How Cluster Optimization Works

After candidate glycosylation sites are identified, HyperImmunISE runs a filtering and optimization step to produce a smaller final set of site combinations. The goal is to satisfy two user-defined limits:

  • number: the maximum number of final combinations to keep

  • size: the maximum number of sites allowed in each combination

This logic is implemented by calc_overlap(), refine_clusters(), reduce_clusters(), coverage_rank(), and iterate_clusters().

Step 1. Build the initial combinations

The workflow first builds candidate combinations at an initial clash radius of 17.5 Å. Two sites are treated as clashing if their pairwise distance is less than or equal to that radius. The initial list of compatible combinations is generated by calc_overlap().

At this point, the code does not yet enforce the final number or size limits. It simply enumerates combinations that can coexist under the current clash definition.

Step 2. Keep the longest useful combinations

refine_clusters() reduces the raw combination list by preferring longer combinations. It first keeps only combinations with the maximum length, then checks whether every candidate site is still represented in the reduced set.

If all sites remain represented, that reduced set is kept. If some sites disappear entirely, the minimum allowed combination length is lowered by one and the process is repeated.

Step 3. Iteratively optimize until the constraints are met

The main optimization loop is handled by iterate_clusters(). At each recursion step, the code measures:

  • cur_i: the number of current combinations

  • cur_j: the size of the largest current combination

It then applies one of four cases.

Case A. Too many combinations, and combinations are also too large

Condition: cur_i > number and cur_j > size

  • Increase the clash radius by 1

  • Call reduce_clusters() to split combinations that now contain clashes

  • Call coverage_rank() to keep only the top number combinations

Case B. Combinations are too large, but the count is acceptable

Condition: cur_j > size and cur_i <= number

  • Increase the clash radius by 1

  • Call reduce_clusters()

  • Do not rank yet

This step only fixes oversized combinations.

Case C. Combinations are the right size, but there are too many

Condition: cur_i > number and cur_j <= size

  • Keep the current radius

  • Call coverage_rank()

  • Keep only the top number combinations

This step does not change the geometry. It only filters by predicted coverage.

Case D. Both limits are satisfied

If neither condition is violated, the current combinations are returned as the final design set.

How coverage ranking works

coverage_rank() estimates how much of the surface is covered by each candidate combination and ranks combinations by coverage fraction. For each site in a combination, nearby surface residues within the current radius are counted as covered. The highest-scoring combinations are retained.

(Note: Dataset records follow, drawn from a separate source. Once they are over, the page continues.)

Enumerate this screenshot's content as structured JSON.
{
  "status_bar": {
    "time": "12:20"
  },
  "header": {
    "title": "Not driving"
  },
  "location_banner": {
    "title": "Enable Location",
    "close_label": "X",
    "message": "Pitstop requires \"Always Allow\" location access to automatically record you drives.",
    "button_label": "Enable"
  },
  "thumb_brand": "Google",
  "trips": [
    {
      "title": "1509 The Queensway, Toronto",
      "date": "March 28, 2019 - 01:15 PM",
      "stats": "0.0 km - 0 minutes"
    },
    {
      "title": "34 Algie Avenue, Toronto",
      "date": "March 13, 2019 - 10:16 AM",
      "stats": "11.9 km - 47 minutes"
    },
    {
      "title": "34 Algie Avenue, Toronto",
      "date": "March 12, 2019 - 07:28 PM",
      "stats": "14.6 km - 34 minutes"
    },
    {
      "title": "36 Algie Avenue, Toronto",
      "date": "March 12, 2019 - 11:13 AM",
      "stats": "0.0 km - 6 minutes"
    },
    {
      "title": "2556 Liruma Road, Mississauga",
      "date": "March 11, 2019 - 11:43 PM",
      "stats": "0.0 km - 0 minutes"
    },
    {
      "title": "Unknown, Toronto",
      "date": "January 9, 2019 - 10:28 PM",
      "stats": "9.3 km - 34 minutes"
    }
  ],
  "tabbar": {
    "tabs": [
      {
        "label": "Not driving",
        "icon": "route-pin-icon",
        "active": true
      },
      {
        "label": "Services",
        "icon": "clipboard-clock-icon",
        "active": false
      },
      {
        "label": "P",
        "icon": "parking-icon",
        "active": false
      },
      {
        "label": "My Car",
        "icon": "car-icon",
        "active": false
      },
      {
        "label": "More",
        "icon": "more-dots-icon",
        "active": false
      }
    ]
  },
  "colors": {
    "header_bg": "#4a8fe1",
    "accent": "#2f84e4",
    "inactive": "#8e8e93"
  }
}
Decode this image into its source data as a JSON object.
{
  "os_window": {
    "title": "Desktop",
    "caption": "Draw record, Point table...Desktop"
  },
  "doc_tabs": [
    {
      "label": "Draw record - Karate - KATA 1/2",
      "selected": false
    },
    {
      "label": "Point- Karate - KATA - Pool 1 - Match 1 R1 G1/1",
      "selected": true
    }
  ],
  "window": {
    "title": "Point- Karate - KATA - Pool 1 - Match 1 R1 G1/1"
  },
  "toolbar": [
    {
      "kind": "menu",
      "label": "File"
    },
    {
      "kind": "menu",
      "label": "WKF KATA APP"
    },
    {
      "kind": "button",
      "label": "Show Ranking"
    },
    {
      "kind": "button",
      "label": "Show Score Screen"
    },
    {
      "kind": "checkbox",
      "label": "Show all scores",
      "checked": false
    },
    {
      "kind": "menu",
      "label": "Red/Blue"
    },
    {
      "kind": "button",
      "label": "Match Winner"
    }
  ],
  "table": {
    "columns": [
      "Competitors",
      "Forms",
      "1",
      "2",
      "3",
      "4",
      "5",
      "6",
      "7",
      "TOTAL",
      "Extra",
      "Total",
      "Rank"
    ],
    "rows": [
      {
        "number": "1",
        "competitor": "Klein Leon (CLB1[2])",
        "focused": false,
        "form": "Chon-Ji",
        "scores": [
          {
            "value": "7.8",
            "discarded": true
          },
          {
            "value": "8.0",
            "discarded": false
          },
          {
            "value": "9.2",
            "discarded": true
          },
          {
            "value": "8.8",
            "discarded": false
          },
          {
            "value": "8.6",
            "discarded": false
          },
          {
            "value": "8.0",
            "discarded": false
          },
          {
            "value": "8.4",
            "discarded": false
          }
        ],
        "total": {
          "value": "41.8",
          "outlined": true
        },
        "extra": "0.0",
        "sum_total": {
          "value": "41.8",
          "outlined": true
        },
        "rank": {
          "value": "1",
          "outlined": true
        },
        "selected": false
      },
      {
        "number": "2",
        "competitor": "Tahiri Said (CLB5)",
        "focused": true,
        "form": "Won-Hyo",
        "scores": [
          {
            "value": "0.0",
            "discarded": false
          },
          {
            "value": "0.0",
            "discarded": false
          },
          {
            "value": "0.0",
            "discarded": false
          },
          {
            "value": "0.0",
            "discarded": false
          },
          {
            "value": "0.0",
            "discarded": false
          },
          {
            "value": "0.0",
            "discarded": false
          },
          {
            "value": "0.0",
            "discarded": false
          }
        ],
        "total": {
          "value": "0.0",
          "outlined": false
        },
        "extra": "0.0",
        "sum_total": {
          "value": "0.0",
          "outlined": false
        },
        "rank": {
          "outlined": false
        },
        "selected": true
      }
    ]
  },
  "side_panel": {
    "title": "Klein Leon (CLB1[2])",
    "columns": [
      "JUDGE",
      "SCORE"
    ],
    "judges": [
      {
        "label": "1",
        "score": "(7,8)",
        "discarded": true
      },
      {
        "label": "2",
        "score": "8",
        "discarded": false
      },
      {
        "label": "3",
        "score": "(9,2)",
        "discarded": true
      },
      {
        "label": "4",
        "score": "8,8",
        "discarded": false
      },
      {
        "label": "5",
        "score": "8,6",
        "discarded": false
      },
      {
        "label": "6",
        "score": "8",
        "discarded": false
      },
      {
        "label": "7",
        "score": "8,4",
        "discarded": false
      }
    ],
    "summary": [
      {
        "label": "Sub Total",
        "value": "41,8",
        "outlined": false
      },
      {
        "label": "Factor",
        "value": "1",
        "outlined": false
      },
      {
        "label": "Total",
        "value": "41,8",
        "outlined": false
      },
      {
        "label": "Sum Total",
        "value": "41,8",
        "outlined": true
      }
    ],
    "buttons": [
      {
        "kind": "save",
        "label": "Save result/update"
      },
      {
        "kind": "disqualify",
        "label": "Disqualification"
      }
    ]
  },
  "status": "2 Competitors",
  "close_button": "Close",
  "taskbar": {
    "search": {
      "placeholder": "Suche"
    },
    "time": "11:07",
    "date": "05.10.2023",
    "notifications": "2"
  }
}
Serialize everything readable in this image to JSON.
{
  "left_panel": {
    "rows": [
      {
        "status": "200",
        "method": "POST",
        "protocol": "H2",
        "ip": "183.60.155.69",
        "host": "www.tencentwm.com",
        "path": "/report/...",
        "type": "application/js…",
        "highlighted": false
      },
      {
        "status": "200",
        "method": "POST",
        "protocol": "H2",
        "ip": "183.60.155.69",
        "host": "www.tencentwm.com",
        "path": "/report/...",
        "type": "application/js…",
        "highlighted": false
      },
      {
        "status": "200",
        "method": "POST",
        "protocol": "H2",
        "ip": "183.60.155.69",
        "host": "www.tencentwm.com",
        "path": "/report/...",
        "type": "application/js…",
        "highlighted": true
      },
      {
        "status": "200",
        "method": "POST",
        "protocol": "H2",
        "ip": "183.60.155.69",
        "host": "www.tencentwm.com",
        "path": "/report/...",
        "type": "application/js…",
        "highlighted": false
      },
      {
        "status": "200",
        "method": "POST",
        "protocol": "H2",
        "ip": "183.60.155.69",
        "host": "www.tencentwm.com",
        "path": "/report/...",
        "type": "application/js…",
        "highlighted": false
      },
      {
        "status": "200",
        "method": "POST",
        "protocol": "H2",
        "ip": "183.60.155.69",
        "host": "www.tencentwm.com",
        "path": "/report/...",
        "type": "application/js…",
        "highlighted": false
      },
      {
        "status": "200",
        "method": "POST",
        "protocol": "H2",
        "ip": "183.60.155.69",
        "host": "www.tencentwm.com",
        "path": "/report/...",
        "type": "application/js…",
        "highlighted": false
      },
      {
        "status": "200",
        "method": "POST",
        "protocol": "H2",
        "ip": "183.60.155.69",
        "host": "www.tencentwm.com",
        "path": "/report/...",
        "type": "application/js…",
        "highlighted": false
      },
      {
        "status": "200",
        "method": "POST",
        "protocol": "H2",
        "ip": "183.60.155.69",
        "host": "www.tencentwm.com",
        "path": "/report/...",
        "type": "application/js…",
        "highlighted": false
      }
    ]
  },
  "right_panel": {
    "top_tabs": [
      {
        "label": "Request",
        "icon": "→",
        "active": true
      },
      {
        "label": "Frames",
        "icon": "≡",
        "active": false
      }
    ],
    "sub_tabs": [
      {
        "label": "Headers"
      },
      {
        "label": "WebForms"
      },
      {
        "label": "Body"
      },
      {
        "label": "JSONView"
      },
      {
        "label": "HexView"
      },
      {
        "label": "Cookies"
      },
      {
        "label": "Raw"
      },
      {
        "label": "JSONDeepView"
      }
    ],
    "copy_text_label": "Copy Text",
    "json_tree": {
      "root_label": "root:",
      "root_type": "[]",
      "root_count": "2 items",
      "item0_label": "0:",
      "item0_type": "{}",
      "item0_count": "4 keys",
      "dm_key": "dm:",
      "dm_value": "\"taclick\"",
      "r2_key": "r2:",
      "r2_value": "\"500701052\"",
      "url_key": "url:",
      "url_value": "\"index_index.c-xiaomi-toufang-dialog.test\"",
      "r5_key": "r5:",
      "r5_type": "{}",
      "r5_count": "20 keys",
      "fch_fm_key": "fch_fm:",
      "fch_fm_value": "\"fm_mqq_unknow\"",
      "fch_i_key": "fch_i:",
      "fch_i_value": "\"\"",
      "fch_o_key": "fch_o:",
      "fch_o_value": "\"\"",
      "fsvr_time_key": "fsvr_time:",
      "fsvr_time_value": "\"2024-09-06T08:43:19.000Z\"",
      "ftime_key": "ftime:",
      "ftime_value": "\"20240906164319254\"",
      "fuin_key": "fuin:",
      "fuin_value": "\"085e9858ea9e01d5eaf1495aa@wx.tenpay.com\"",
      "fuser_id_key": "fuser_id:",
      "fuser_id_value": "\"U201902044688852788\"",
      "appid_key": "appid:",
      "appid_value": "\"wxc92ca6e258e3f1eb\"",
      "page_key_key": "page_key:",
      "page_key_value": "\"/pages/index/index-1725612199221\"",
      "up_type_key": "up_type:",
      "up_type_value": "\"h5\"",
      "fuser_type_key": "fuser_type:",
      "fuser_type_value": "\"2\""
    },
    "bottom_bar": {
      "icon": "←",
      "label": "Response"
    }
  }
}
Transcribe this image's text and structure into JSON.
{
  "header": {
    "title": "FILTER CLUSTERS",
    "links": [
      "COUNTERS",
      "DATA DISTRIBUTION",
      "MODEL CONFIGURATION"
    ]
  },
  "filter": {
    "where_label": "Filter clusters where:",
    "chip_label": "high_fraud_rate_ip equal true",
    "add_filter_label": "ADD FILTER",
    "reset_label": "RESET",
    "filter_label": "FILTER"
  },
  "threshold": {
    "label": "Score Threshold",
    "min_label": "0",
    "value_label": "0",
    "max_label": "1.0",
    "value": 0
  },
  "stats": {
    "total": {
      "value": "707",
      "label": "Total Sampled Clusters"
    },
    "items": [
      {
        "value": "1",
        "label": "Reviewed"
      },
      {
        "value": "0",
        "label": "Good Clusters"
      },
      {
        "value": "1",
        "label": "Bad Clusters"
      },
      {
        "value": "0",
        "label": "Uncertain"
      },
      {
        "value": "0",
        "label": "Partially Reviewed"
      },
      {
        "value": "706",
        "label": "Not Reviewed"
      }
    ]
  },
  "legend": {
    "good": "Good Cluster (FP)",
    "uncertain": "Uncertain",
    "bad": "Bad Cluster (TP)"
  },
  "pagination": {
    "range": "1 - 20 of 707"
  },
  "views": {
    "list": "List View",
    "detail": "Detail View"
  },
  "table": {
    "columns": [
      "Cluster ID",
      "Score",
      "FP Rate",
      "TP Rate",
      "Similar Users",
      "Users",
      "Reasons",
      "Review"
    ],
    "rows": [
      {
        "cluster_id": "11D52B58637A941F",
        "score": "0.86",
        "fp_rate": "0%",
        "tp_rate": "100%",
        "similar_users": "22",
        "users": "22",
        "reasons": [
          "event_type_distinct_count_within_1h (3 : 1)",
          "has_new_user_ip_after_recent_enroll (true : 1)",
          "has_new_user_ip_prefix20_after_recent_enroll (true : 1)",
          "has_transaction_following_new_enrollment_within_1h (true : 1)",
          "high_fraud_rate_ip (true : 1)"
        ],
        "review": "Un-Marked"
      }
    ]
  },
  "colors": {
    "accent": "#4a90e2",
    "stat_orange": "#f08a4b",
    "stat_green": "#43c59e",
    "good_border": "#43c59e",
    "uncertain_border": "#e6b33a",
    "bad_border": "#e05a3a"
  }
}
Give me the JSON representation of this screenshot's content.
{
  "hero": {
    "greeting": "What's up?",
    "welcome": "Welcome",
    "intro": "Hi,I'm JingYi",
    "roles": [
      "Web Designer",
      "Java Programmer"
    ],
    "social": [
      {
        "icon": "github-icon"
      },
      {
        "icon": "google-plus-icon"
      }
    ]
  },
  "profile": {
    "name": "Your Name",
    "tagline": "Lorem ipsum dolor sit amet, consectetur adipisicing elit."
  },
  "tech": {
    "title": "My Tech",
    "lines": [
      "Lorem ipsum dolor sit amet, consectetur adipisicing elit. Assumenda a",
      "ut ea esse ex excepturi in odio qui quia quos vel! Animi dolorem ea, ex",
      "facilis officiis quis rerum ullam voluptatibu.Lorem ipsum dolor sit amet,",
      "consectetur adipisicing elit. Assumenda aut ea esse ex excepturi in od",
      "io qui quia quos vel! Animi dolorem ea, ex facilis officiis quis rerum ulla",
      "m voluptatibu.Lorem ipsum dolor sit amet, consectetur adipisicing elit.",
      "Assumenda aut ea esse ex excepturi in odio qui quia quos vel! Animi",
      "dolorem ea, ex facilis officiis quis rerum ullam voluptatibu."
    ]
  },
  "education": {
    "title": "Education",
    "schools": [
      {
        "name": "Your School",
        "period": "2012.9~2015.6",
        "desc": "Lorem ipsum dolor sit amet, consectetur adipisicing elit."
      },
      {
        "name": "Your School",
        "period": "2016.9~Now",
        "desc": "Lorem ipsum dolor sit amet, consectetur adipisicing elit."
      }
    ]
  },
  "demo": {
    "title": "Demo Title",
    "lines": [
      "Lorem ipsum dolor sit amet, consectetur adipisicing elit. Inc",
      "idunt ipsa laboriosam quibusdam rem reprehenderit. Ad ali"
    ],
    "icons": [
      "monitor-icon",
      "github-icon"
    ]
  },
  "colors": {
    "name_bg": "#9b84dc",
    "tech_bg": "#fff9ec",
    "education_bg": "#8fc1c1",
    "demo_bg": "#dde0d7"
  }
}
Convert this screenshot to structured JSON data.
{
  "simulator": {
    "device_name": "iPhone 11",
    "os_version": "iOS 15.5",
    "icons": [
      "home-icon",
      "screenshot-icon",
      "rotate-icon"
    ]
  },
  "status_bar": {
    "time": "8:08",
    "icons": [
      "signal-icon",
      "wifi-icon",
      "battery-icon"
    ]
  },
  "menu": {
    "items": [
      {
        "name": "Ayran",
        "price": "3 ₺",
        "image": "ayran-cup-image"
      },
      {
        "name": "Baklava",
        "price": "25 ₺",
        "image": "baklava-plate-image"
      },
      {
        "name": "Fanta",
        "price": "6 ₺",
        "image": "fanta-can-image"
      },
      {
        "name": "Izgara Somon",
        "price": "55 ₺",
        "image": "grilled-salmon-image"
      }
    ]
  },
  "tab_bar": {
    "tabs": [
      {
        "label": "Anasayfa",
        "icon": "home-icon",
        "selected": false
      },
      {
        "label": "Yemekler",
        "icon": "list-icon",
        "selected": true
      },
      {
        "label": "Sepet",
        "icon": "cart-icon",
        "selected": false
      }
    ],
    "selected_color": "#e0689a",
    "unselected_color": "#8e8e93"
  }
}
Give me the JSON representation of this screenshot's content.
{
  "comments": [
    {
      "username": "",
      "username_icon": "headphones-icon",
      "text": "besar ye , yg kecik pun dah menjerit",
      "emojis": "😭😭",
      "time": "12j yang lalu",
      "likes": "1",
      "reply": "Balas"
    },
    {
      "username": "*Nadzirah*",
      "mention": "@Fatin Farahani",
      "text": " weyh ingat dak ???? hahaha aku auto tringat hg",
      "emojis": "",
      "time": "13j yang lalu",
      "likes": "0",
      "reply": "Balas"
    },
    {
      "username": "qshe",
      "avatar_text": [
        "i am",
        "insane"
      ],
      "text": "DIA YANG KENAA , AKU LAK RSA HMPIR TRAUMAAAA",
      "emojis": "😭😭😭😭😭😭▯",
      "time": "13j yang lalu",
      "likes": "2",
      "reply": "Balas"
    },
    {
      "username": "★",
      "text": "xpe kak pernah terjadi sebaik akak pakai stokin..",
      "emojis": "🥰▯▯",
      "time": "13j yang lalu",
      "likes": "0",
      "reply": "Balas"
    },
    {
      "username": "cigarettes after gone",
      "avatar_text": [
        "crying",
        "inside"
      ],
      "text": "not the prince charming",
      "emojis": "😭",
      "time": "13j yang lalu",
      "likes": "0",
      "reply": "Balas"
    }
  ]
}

How to read the optimization trajectory

HyperImmunISE writes a file named *_coverage_rank_searchTrajectory_scores.csv during this pruning step. This file records only recursion steps where coverage_rank() is called. If a round only increases the clash radius and runs reduce_clusters(), the recursion still advances, but no scoring rows are written for that step. For that reason, iteration numbers in the CSV may be discontinuous.

The columns are:

  • iteration: recursion step at which coverage scoring was recorded

  • coverage_fraction: fraction of all surface residues covered by at least one site in the combination at the current radius

  • covered_count: number of surface residues counted as covered by the combination

  • total_surface_residues: total number of surface residues considered in the coverage calculation

  • radius_A: radius, in angstroms, used for that scoring round

  • num_sites_in_combo: number of glycosylation sites in the candidate combination

  • sites: semicolon-separated list of residue identifiers in the candidate combination

Example execution

Suppose the user requests:

  • at most 2 combinations

  • at most 2 sites per combination

If the current combinations at radius 17.5 are:

  • [A, B, C]

  • [A, D]

  • [B, E]

Then there are too many combinations and the largest combination is also too large, so the algorithm enters Case A. The radius is increased to 18.5 and reduce_clusters() is run. If B and C now clash, [A, B, C] may be split into smaller valid subsets such as:

  • [A, B]

  • [A, C]

  • [A, D]

  • [B, E]

At this point, the size limit is satisfied, but the number of combinations is still too high. coverage_rank() is then used to keep only the top 2 combinations. Once both limits are satisfied, the optimization stops.